In May, Paul's one-man showdown over extending the Patriot Act delayed a Senate vote and forced Obama to use a so-called "autopen" to sign an extension from France, where he was attending a G-8 summit.

In July, Paul blocked a two-year extension of FBI Director Robert Mueller's term until Mueller answered questions on how two Iraqi nationals — one with a history of terrorism — gained refugee status and lived for several years in Bowling Green.

The move could have forced Mueller to step down temporarily in anticipation of his term ending just before Labor Day; however, Paul released the hold following a private meeting with Mueller.

In October, Paul temporarily blocked a measure to provide $36 million in benefits for elderly and disabled refugees, citing concerns the money could be used to aid terrorists like the ones who were arrested in his hometown.

This type of approach has been tried with varying degrees of success by previous generations of maverick lawmakers and is not without its political perils.

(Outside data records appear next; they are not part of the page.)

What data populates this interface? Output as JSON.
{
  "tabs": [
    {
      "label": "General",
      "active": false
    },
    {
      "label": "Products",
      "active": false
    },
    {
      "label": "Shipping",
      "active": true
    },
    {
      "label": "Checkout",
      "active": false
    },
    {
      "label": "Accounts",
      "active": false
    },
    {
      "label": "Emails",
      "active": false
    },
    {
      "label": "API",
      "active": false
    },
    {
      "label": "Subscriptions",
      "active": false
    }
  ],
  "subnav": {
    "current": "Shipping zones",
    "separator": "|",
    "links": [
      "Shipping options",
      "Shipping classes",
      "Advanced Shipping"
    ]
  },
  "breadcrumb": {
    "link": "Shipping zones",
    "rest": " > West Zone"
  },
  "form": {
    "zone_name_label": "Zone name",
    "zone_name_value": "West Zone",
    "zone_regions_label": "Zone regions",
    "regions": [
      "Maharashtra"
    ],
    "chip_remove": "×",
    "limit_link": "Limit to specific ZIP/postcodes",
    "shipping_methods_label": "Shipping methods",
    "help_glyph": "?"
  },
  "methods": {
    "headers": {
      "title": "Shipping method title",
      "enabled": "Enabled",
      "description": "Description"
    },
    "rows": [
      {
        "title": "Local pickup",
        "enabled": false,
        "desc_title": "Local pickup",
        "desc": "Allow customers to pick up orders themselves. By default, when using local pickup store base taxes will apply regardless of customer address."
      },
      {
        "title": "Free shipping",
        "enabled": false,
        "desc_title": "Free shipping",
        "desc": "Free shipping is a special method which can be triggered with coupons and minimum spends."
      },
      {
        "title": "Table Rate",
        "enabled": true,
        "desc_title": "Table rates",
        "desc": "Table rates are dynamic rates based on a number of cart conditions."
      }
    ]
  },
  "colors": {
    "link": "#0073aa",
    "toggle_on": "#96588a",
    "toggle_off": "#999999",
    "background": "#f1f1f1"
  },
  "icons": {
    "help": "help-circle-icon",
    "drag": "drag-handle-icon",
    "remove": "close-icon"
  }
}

"An individual in the Senate, if he or she wants to be the skunk in the garden party, can drive your colleagues to distraction because the whole thing operates on unanimous consent. If you're willing to accept that then you can have some role to play," said Norm Ornstein, a congressional scholar at the American Enterprise Institute, a conservative Washington think tank.

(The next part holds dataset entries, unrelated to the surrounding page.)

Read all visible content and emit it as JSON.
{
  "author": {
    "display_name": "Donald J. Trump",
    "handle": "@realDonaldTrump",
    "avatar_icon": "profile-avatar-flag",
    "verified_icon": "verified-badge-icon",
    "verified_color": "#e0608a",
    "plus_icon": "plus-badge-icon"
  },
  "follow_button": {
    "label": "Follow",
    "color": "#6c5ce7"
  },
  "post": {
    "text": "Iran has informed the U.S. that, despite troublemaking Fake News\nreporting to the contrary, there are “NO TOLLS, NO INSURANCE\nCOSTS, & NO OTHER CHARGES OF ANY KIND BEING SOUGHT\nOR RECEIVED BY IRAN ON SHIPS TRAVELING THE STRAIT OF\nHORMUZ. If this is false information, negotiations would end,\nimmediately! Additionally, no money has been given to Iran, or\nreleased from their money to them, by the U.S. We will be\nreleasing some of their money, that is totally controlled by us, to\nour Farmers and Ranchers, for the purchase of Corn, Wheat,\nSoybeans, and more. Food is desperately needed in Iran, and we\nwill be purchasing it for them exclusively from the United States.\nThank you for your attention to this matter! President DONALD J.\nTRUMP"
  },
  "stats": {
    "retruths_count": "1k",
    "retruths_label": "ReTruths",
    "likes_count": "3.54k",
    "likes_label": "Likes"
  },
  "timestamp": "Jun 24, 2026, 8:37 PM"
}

"The second part of that role is that you can get significant public attention drawn to an issue you want highlighted."

Paul said his split with many in his party against allowing the military to indefinitely imprison without trial U.S. citizens suspected of terrorism reflects his willingness to cross party lines, when necessary, on issues he views as important.

Earlier this fall, Paul also discussed Kentucky's deteriorating bridges with President Obama during their plane ride from Washington to the Cincinnati/Northern Kentucky Airport.

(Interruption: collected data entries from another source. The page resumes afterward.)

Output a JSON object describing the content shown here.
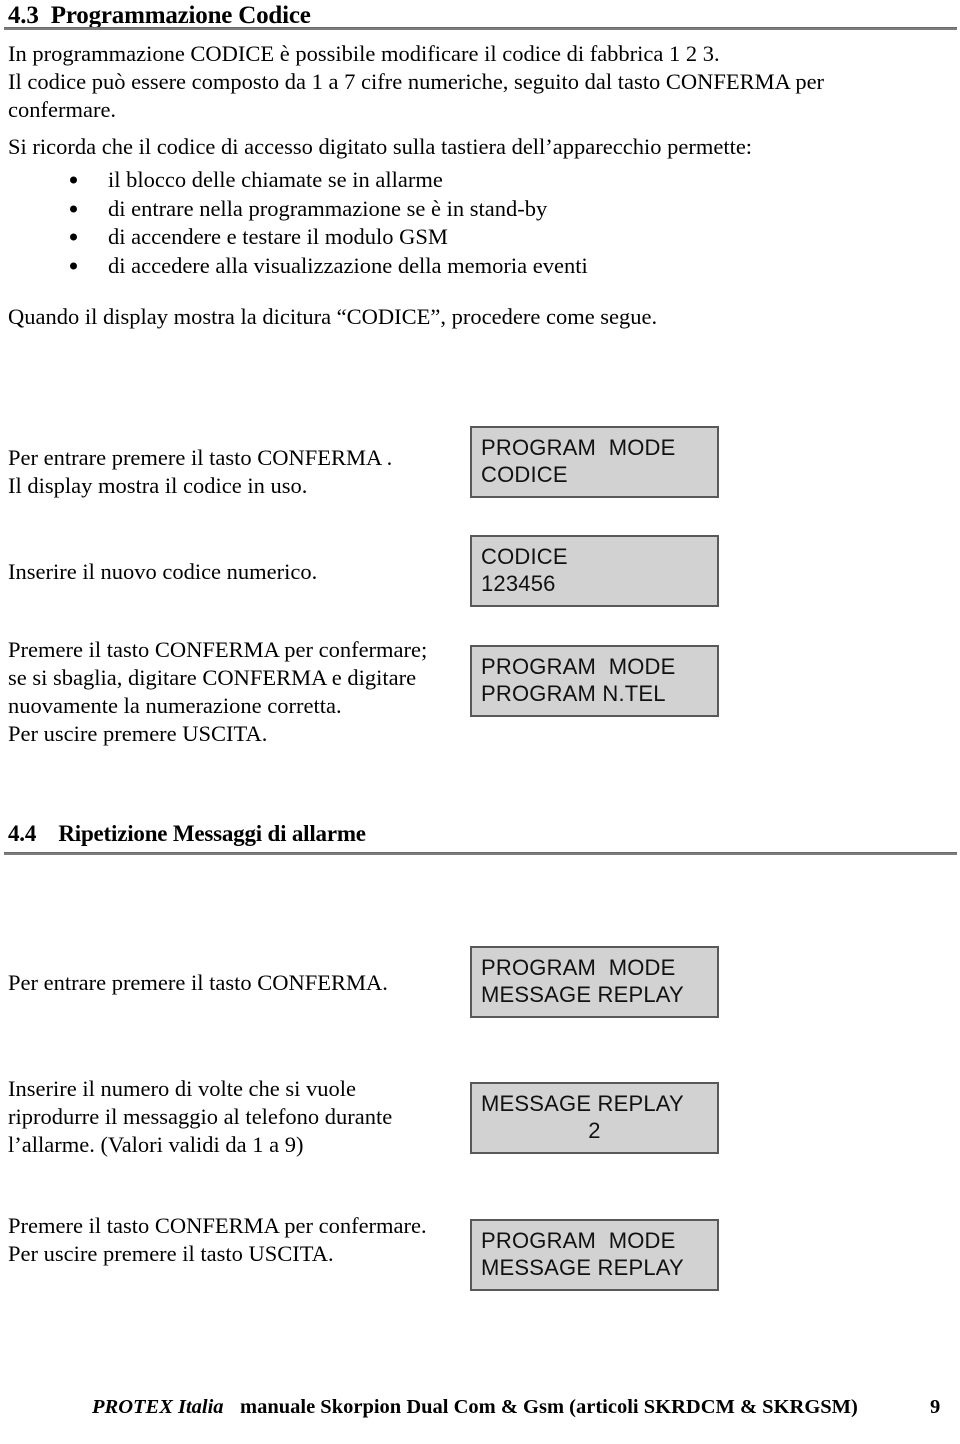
{
  "document": {
    "sections": [
      {
        "number": "4.3",
        "title": "Programmazione Codice"
      },
      {
        "number": "4.4",
        "title": "Ripetizione Messaggi di allarme"
      }
    ],
    "intro": {
      "line1": "In  programmazione CODICE è possibile modificare il codice di fabbrica 1 2 3.",
      "line2": " Il codice può essere composto da 1 a 7 cifre numeriche, seguito dal tasto CONFERMA  per",
      "line3": "confermare.",
      "line4": "Si ricorda che il codice di accesso digitato sulla tastiera dell’apparecchio permette:"
    },
    "bullets": [
      "il blocco delle chiamate se in allarme",
      "di entrare nella programmazione se è in stand-by",
      "di accendere e testare il modulo GSM",
      "di accedere alla visualizzazione della memoria eventi"
    ],
    "after_bullets": "Quando il display mostra la dicitura “CODICE”, procedere come segue.",
    "steps": [
      {
        "text_lines": [
          "Per entrare premere il tasto CONFERMA .",
          "Il display mostra il codice in uso."
        ],
        "lcd": {
          "line1": "PROGRAM  MODE",
          "line2": "CODICE",
          "line2_align": "left"
        }
      },
      {
        "text_lines": [
          "Inserire il nuovo codice numerico."
        ],
        "lcd": {
          "line1": "CODICE",
          "line2": "123456",
          "line2_align": "left"
        }
      },
      {
        "text_lines": [
          "Premere il tasto CONFERMA  per confermare;",
          "se si sbaglia, digitare CONFERMA e digitare",
          "nuovamente la numerazione corretta.",
          "Per uscire premere USCITA."
        ],
        "lcd": {
          "line1": "PROGRAM  MODE",
          "line2": "PROGRAM N.TEL",
          "line2_align": "left"
        }
      },
      {
        "text_lines": [
          "Per entrare premere il tasto CONFERMA."
        ],
        "lcd": {
          "line1": "PROGRAM  MODE",
          "line2": "MESSAGE REPLAY",
          "line2_align": "left"
        }
      },
      {
        "text_lines": [
          "Inserire il numero di volte che si vuole",
          "riprodurre il messaggio al telefono durante",
          "l’allarme. (Valori validi da 1 a 9)"
        ],
        "lcd": {
          "line1": "MESSAGE REPLAY",
          "line2": "2",
          "line2_align": "center"
        }
      },
      {
        "text_lines": [
          "Premere il tasto CONFERMA per confermare.",
          "Per uscire premere il tasto USCITA."
        ],
        "lcd": {
          "line1": "PROGRAM  MODE",
          "line2": "MESSAGE REPLAY",
          "line2_align": "left"
        }
      }
    ],
    "footer": {
      "brand": "PROTEX Italia",
      "text": "manuale Skorpion Dual Com  & Gsm (articoli SKRDCM & SKRGSM)",
      "page_number": "9"
    },
    "colors": {
      "lcd_background": "#d2d2d2",
      "lcd_border": "#595959",
      "rule": "#7d7d7d",
      "text": "#000000"
    }
  }
}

He has also repeatedly asked, with little success, to be invited to the weekly Democratic Caucus luncheon.

"It goes against the narrative so many people have about the Tea Party that we are unwilling to talk to the other side," Paul said.

"It shows I don't see issues in a purely partisan way. I see what's right but also what's constitutional."

Still, Paul — and his Tea Party backed-congressional colleagues in the House and Senate — have helped shift Republicans on Capitol Hill a little more to the right, said Dave Woodard, a Clemson University political science professor and GOP consultant who co-wrote a book with Sen. Jim DeMint, R-S.C.

"I think he's been a pretty effective first-term senator," Woodard said. "He has been able to keep his base and widen his appeal to other areas of the Republican Party."

Paul worked with McConnell on several pieces of legislation this year. Among their more high-profile joint efforts was one designed to force the EPA to decide more quickly whether to approve permits that coal mines need to operate under the Clean Water Act.

The senators also have a measure that would empower the Department of Energy to re-enrich some 40,000 cylinders of depleted uranium at the Paducah Gaseous Diffusion Plant, sell it and use the money to help with environmental cleanup.

Paul says the Tea Party is definitely not on the wane and has left its mark on Congress.

"We got rid of earmarks," Paul said. "Every legislative debate since then we're talking about offsets. There have been a lot of changes in the way things are done."